(CNSNews.com) - Sen. Bob Graham, a Florida Democrat who's running for president, is releasing his economic plan Thursday, and critics say it's heavy on tax hikes -- something that appeals to left-wing, "soak the rich" Democrats, in the words of a taxpayer watchdog group.
Americans for Tax Reform said Graham wants to hike marginal tax rates 10 percent or more; create a new 40-percent tax bracket on incomes above $1 million; restore the estate tax; and repeal the Bush tax cut on capital gains and dividends.
"It used to be just Ted Kennedy who was coming up with cockamamie schemes to jack up taxes," said the ATR's Grover Norquist. "Now the so-called 'moderate' presidential candidates are following their most extreme left-wing colleagues."
In a press release, Norquist called it "a bizarre return to Walter Mondale," the Democrat who called for tax increases - then resoundingly lost the 1984 presidential election.
The American Shareholders Association also condemned Graham's economic plan, calling it a "stunning development."
"Tax and spend policy proposals are alive and well in the Democratic Party and those proposals do not sit well with the new investor class majority in America," said ASA Executive Director Daniel Clifton in a press release.
According to the American Shareholders Association, President Bush's tax cut is changing corporate behavior, re-empowering shareholders, and boosting economic growth.
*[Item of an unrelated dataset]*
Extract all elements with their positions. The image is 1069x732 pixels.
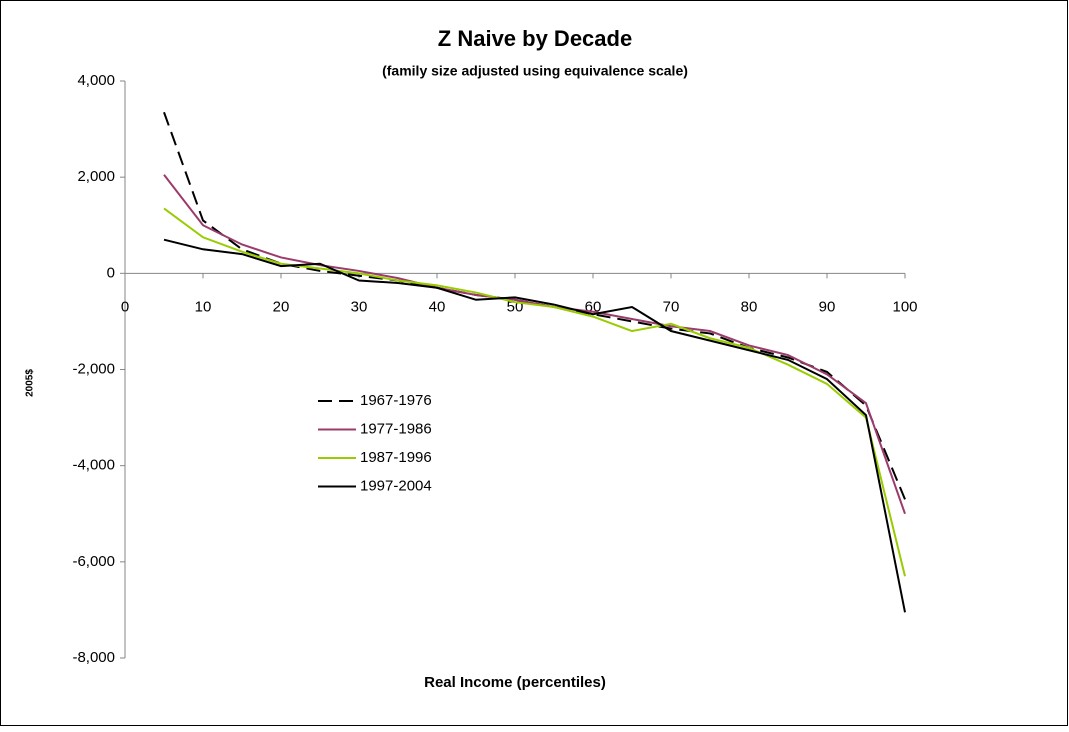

Since the tax cut on capital gains and dividends was enacted on May 28th , at least 175 companies have increased their dividend payouts or have started issuing dividends for the first time, ASA noted.
The group said dividend payment increases are running about 20 percent above 2002 levels, and the stock market is rebounding - leading the U.S. economic recovery.
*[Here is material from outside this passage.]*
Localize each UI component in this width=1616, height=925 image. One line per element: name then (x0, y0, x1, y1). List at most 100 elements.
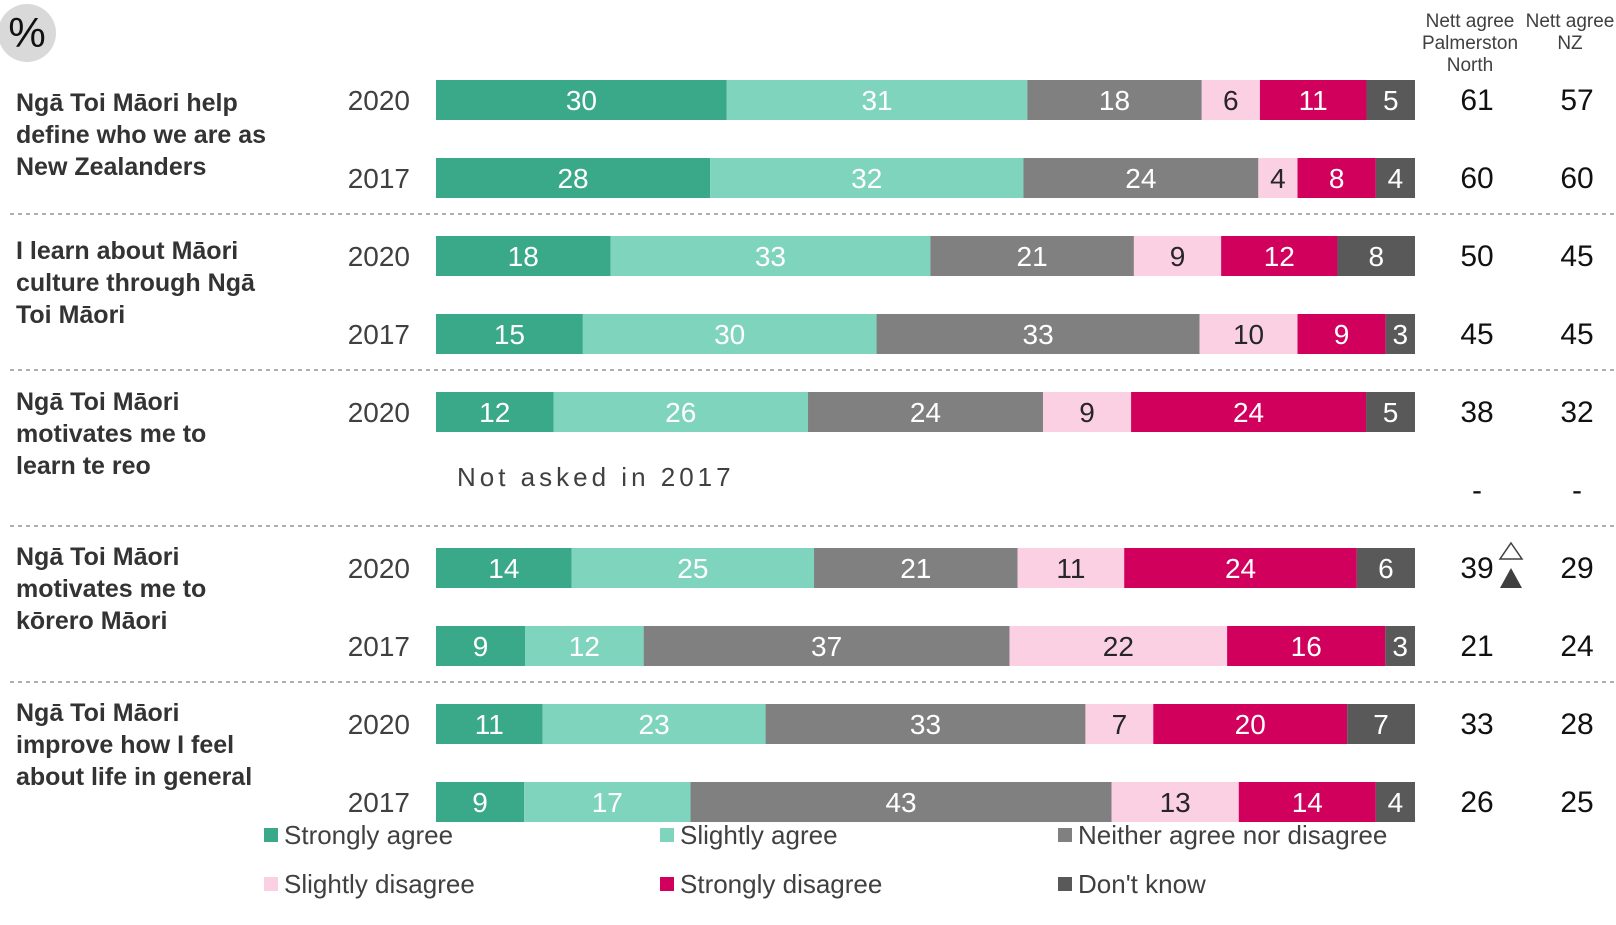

"Why would any presidential candidate want to reverse the recent stock market gains, slow the economic recovery and take a position that is vehemently opposed by 70 percent of Americans?" the ASA's Clifton wondered.
Wire reports said Graham will distribute a 50-page booklet detailing his tax-and-spend plan on Thursday during a stop in Concord, N.H.
Most of the other Democratic presidential candidate also say they would repeal some, most or all of President Bush's tax cuts.